Study on Organic Molecular Damage Mechanism and Environmental Dependence of Silicone Rubber Under the Synergistic Action of Complex Conditions

Abstract

This study focused on the mechanism of corona discharge and nitric acid damage to silicone rubber organic molecules in order to solve the aging problem of composite external insulation materials in heavy pollution environment. The effects of corona strength, duration and nitric acid corrosion on the physical and chemical properties of silicone rubber were systematically investigated through the independent corona aging test system of composite materials (including 54 sets of pin-plate electrodes), combined with scanning electron microscopy (SEM), static contact Angle analysis, thermal stimulation current (TSC) and Fourier infrared spectroscopy (FTIR).
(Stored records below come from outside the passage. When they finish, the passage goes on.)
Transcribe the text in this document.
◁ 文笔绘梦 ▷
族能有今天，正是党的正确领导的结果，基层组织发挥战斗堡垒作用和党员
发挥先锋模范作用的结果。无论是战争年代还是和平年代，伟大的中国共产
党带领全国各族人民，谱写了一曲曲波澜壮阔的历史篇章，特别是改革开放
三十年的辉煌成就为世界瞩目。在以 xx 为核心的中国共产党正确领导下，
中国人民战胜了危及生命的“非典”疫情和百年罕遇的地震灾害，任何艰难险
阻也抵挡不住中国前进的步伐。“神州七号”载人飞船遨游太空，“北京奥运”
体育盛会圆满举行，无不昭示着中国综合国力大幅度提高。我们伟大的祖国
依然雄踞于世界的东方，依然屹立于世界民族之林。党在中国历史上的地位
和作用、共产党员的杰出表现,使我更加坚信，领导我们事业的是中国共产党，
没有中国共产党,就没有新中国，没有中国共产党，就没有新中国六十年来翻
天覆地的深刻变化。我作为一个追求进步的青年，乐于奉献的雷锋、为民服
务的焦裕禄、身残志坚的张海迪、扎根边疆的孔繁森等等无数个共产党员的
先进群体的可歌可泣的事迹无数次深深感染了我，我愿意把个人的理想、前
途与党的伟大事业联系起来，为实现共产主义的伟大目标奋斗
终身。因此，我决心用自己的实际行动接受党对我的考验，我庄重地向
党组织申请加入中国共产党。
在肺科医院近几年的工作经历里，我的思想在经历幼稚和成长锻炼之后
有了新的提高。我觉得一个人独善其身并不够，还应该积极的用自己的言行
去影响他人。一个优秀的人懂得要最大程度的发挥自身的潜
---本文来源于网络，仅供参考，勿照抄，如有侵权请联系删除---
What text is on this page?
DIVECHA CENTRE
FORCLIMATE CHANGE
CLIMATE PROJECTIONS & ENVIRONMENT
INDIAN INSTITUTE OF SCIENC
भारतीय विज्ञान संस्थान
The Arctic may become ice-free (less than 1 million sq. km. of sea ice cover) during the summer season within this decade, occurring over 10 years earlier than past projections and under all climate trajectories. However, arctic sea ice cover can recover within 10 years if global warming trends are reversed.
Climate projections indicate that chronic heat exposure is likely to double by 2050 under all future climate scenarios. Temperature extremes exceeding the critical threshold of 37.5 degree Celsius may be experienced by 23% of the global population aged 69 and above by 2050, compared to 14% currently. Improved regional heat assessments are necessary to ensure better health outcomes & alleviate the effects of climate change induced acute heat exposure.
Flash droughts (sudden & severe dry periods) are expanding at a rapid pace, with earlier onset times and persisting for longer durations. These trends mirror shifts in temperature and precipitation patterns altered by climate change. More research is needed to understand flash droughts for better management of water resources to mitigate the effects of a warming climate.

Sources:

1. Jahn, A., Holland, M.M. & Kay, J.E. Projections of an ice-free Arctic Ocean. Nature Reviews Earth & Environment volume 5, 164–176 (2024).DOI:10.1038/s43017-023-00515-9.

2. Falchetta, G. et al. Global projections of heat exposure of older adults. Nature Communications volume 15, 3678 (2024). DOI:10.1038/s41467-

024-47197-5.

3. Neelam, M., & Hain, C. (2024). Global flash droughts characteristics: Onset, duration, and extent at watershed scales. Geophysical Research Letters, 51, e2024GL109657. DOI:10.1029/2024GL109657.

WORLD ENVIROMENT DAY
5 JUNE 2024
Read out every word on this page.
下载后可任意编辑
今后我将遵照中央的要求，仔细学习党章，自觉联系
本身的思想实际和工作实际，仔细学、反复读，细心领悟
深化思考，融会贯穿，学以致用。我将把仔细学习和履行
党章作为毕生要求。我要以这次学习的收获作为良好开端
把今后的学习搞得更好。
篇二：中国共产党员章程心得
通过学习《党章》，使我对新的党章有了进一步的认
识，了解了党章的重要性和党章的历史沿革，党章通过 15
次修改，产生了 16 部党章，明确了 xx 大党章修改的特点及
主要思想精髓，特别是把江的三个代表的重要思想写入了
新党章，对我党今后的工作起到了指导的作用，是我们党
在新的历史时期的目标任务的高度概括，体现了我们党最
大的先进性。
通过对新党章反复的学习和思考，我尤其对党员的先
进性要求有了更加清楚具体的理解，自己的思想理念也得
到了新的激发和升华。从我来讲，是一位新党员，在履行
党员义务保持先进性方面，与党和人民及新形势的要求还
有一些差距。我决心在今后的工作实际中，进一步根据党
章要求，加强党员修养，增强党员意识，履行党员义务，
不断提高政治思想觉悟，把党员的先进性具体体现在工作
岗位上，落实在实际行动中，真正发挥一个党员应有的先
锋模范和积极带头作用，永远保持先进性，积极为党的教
The results show that: (1) During corona discharge, the high energy charged particles preferously destroy C-H bond and Si-C bond through mechanical collision, leading to methyl group loss and hydrophilic group formation; However, nitric acid corrodes Si-O main chain through hydrolysis reaction and forms Al(NO₃)₃. (2) Hydrophobicity loss showed phased characteristics: After a short time corona (<4h), the hydrophobicity quickly recovered due to the migration of small molecule siloxane; After long exposure (>7h), the inorganic crystal layer obstructs the migration and the recovery rate drops sharply. (3) The variation of trap characteristics shows that the charg-trapping ability increases with aging (TSC peak current increases from 26 pA to 165 pA), and nitric acid corrosion introduces shallow traps to form a double-peak current curve. (4) Under low pressure and high humidity environment, electric field distortion significantly promotes the formation and diffusion of nitric acid, and accelerates the crack propagation on the surface of the material; Under high pressure, charged particle bombardment is the dominant damage mode. The research results reveal the competitive mechanism of molecular chain breaking-oxidation-condensation reaction of silicone rubber under multi-factor coupling, and provide a theoretical basis for the molecular design of weather-resistant composite insulating materials.